Reuters could not independently verify these accounts.


“We demand that you stop them from committing these crimes immediately,” Abbas told Blinken, urging an “immediate ceasefire” from Israel.

“There are no words to describe the war of genocide and destruction to which our Palestinian people are being subjected in Gaza at the hands of the Israeli war machine, without regard to the rules of international law,” Palestinian news agency WAFA quoted Abbas as telling Blinken.

Foreign ministers from Qatar, Saudi, Egypt, Jordan and the United Arab Emirates met Blinken in Amman on Saturday and also urged him to persuade Israel to agree to a ceasefire.

Pope Francis joined calls for peace. “Stop in the name of God,” he said, calling for humanitarian aid and help for the injured in order to ease the “very grave” situation in Gaza.

But Blinken says a ceasefire would benefit Hamas, allowing it to regroup and attack again. Instead, the US wants localised pauses in fighting to allow in humanitarian aid and for people to leave Gaza.

“The Secretary reaffirmed the United States’ commitment to the delivery of life-saving humanitarian assistance and resumption of essential services in Gaza,” spokesperson Matthew Miller said.

Israel says it is targeting Hamas, not civilians, and that the Islamist Palestinian group is using residents as human shields.

Israeli Prime Minister Benjamin Netanyahu again rejected calls for a ceasefire in Gaza.

“There will be no ceasefire without the return of our hostages, we say this to both our enemies and our friends. We will continue until we beat them,” he said.

Gaza health officials said on Sunday more than 9,770 Palestinians have been killed in the war, which began when Hamas launched a surprise attack on southern Israel on October 7, killing 1,400 people and taking more than 240 hostage.


Israel continued to strike the Gaza Strip by air, sea, and ground overnight.

The Palestinian Red Crescent said there was also intense bombardment, artillery explosions and air strikes in the vicinity of the Al-Quds Hospital in Gaza’s Tal Al-Hawa area.

US special envoy David Satterfield said in Amman on Saturday that 800,000 to a million people had moved south, while 350,000 to 400,000 remained in and around Gaza City.

Living conditions in Gaza, already dire before the war, have deteriorated. Food is scarce, residents are drinking salty water and medical services are collapsing.

The UN humanitarian office estimates that nearly 1.5 million of Gaza’s 2.3 million people are internally displaced.

The aid currently entering Gaza is “nowhere near” enough to meet the needs of people there, which are growing exponentially, World Food Programme head Cindy McCain said after visiting the Rafah border crossing.

“People are living in a horrific nightmare,” McCain said. “Food and water are running out. A steady flow of aid is needed to meet the desperate needs now.”

Qatar’s foreign ministry said that without a “period of calm” in Gaza its mediators would not be able to secure the release of Israeli hostages held in the enclave.

The Gulf state has, in co-ordination with the US, led mediation talks with Hamas and Israeli officials over the release of hostages since the October 7 attack.
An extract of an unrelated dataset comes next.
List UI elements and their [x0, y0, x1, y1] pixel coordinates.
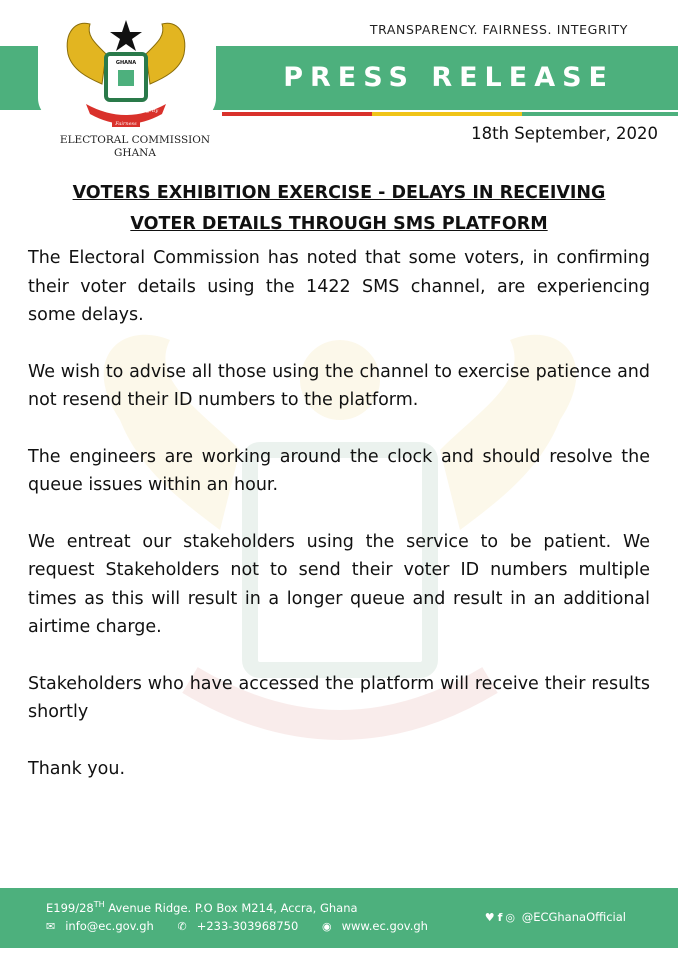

Meanwhile, Israeli Prime Minister Benjamin Netanyahu disciplined a junior member of his cabinet who voiced openness to the idea of Israel carrying out a nuclear strike on Gaza.


Worsening violence in the Israeli-occupied West Bank has fuelled concerns it could become a third front in a wider war, in addition to Israel’s northern border, where clashes with Lebanese Hezbollah forces have mounted.

In Abu Dis, a Palestinian village near Jerusalem, Israeli police conducting an arrest raid were fired on by a gunman and killed him, a police spokesperson said.

The Palestinian health ministry said three Palestinians were killed in the incident, which it described as clashes with Israeli forces. Another Palestinian was killed by Israeli troops in the West Bank city of Hebron, the ministry said. The Israeli military did not immediately comment on that.